Ian Gibson s’attarde longuement sur une invention essentielle de Dalí, qu’il appelle la « méthode paranoïaque-critique » et qu’il a décrit à plusieurs reprises, notamment dans un article publié dans la revue Le surréalisme au service de la révolution (juillet 1930) et intitulé “L’âne pourri”dont Jacques Lacan était un lecteur admiratif.
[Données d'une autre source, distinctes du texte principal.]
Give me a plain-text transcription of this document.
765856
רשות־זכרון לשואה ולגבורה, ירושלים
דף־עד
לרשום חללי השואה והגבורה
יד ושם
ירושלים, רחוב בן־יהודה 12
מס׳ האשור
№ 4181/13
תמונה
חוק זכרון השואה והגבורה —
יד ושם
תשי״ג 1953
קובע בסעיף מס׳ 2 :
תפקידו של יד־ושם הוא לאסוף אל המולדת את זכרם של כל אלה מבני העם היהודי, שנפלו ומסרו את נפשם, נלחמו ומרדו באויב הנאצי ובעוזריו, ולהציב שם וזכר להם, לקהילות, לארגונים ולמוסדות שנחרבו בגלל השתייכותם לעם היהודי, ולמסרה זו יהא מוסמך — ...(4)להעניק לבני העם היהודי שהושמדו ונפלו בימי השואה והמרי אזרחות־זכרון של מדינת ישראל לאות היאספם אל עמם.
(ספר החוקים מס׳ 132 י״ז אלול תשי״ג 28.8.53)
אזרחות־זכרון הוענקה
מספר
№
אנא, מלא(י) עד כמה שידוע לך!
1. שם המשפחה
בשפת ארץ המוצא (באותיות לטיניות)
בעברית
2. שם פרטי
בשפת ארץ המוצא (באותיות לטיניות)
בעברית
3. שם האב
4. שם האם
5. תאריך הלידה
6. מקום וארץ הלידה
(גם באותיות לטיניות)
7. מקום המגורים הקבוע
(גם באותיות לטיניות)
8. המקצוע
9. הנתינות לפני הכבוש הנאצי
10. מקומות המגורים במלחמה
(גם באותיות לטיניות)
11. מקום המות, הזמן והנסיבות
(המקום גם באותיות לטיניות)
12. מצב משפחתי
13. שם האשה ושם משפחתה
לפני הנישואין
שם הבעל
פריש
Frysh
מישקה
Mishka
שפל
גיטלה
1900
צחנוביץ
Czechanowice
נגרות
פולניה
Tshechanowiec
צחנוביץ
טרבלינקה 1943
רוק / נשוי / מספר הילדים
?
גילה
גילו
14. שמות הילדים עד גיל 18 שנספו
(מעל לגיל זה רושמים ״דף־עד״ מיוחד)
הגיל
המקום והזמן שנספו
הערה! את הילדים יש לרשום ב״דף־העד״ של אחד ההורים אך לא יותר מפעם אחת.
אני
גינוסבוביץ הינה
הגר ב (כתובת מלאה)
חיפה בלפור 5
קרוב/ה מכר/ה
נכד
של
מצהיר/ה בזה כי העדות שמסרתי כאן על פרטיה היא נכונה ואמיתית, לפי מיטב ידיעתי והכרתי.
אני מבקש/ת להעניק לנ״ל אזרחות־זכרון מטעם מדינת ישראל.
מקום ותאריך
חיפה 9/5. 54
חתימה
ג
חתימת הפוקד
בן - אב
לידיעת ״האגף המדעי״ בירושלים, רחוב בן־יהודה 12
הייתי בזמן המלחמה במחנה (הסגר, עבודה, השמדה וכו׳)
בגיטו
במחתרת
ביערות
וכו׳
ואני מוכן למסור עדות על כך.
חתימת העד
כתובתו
Dans son Journal d’un génieDalí a donné l’explication suivante : « D’une manière générale, il s’agirait de la systématisation la plus rigoureuse des phénomènes et des matériaux les plus délirants, dans le but de rendre tangiblement créatives mes idées les plus obsessionnellement dangereuses. » Gibson raconte que le grand-père de Dalí souffrait de paranoïa. Et Dalí avait également lu certains livres de Freud, récemment traduits en espagnol, notammentIntroduction à la psychanalyseoù les Viennois affirmaient que la paranoïa apparaissait chez l’individu pour « repousser les pulsions homosexuelles trop fortes ». Le désir homosexuel était l’une des obsessions de Dalí.

La « publicité » Dalí

Et puis bien sûr, il y a Dalí “publicité”celle des frivoles années 70 notamment. Ian Gibson se désespère de voir un si grand artiste plonger dans de tels abîmes de vulgarité. Il écrit, à mon avis très justement : « L’excellent goût était en effet la dernière chose qui caractérisait le peintre, dont le but, comme il l’a reconnu plus tard, était de stupidiser le public. » Il est vrai que Dalí a su délibérément choquer ses admirateurs, par exemple en se ralliant à Franco lorsqu’en 1948, avec Gala, il retourna en Espagne. Mais pourquoi, sur une autre question, réservée à la stricte conscience de chacun, ai-je envie de parler de religion, remettant en question, comme le fait Ian Gibson, la sincérité de Dalí ? Dans sa vieillesse, Dalí, profondément désespéré, cherchait, je cite : « les signes d’une renaissance spirituelle avec l’Église de Rome au premier plan ». Maintenant, voici ce que cela ne plaît pas à son biographe – dont le livre, cependant, je crois, doit être lu, car il transmet au lecteur la folie authentique de Dalí, dont l’écho, désormais plus familier à nos oreilles, propage une résonance indestructible de vérité.

Ian Gibson, La vie frénétique de Salvador Dalí. Ed. Le Cherche Midi, 664 pages, €89.